CA IDMS Deadlock Analysis
OVERVIEW
Whenever concurrent updating of a database is to occur it is necessary to have in place a locking mechanism that prevents 2 or more transactions from concurrently updating the same record occurrences. When contentions for a lock occur, typically the first transaction requesting the resource gets access to it while subsequent transactions wait for the first transaction to release the lock. This can result in a slowing of processing and in extreme situations some of the waiting tasks may abend due to exceeding stall intervals or due to the transactions involved getting into a deadly embrace, more commonly referred to as a deadlock.

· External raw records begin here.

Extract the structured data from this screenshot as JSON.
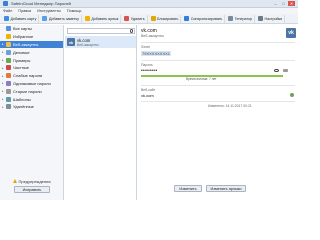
{
  "window": {
    "title": "SafeInCloud Менеджер Паролей",
    "buttons": {
      "minimize": "–",
      "maximize": "□",
      "close": "✕"
    }
  },
  "menu": [
    "Файл",
    "Правка",
    "Инструменты",
    "Помощь"
  ],
  "toolbar": [
    {
      "label": "Добавить карту",
      "icon": "add-card-icon",
      "color": "#3b8ee0"
    },
    {
      "label": "Добавить заметку",
      "icon": "add-note-icon",
      "color": "#5ba0e6"
    },
    {
      "label": "Добавить ярлык",
      "icon": "add-label-icon",
      "color": "#f0b400"
    },
    {
      "label": "Удалить",
      "icon": "delete-icon",
      "color": "#d9534f"
    },
    {
      "label": "Блокировать",
      "icon": "lock-icon",
      "color": "#e0a800"
    },
    {
      "label": "Синхронизировать",
      "icon": "sync-icon",
      "color": "#2f7de1"
    },
    {
      "label": "Генератор",
      "icon": "generator-icon",
      "color": "#7b8a99"
    },
    {
      "label": "Настройки",
      "icon": "settings-icon",
      "color": "#6c7a89"
    }
  ],
  "sidebar": {
    "categories": [
      {
        "label": "Все карты",
        "icon": "all-cards-icon",
        "color": "#5b8fd6",
        "active": false
      },
      {
        "label": "Избранное",
        "icon": "star-icon",
        "color": "#f0b400",
        "active": false
      },
      {
        "label": "Веб-аккаунты",
        "icon": "folder-icon",
        "color": "#e8c04a",
        "active": true
      },
      {
        "label": "Деловые",
        "icon": "folder-icon",
        "color": "#6a9fd8",
        "active": false
      },
      {
        "label": "Примеры",
        "icon": "folder-icon",
        "color": "#6aa84f",
        "active": false
      },
      {
        "label": "Частные",
        "icon": "folder-icon",
        "color": "#cc4b4b",
        "active": false
      },
      {
        "label": "Слабые пароли",
        "icon": "weak-icon",
        "color": "#e07b39",
        "active": false
      },
      {
        "label": "Одинаковые пароли",
        "icon": "duplicate-icon",
        "color": "#8e7cc3",
        "active": false
      },
      {
        "label": "Старые пароли",
        "icon": "clock-icon",
        "color": "#999999",
        "active": false
      },
      {
        "label": "Шаблоны",
        "icon": "template-icon",
        "color": "#5f9ea0",
        "active": false
      },
      {
        "label": "Удалённые",
        "icon": "trash-icon",
        "color": "#7f8c99",
        "active": false
      }
    ],
    "warning_label": "Предупреждения",
    "fix_button": "Исправить"
  },
  "list": {
    "search_placeholder": "",
    "entries": [
      {
        "name": "vk.com",
        "subtitle": "Веб-аккаунты",
        "logo": "vk"
      }
    ]
  },
  "detail": {
    "title": "vk.com",
    "subtitle": "Веб-аккаунты",
    "logo": "vk",
    "login_label": "Логин",
    "login_value": "79XXXXXXXX1",
    "password_label": "Пароль",
    "password_value": "••••••••",
    "password_strength": "Время взлома: 7 лет",
    "password_strength_fraction": 0.96,
    "website_label": "Веб-сайт",
    "website_value": "vk.com",
    "modified": "Изменено: 14.11.2017 00:21",
    "edit_button": "Изменить",
    "edit_labels_button": "Изменить ярлыки"
  }
}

Figure 1 provides an example of a simple wait scenario where transaction 1 modifies a database record occurrence followed by an attempt by transaction 2 to access the same record occurrence. In this situation transaction 2 will wait until transaction 1 releases its lock of the record by issuing a FINISH or COMMIT command.
FIGURE 1
Based on the sequence in which transactions access database records it is possible that two or more transactions each hold resources required by the other transactions. When this occurs a deadly embrace or deadlock occurs. This requires that one of the transactions be rolled out so that the database resources it controls can be released allowing the other transaction to continue processing.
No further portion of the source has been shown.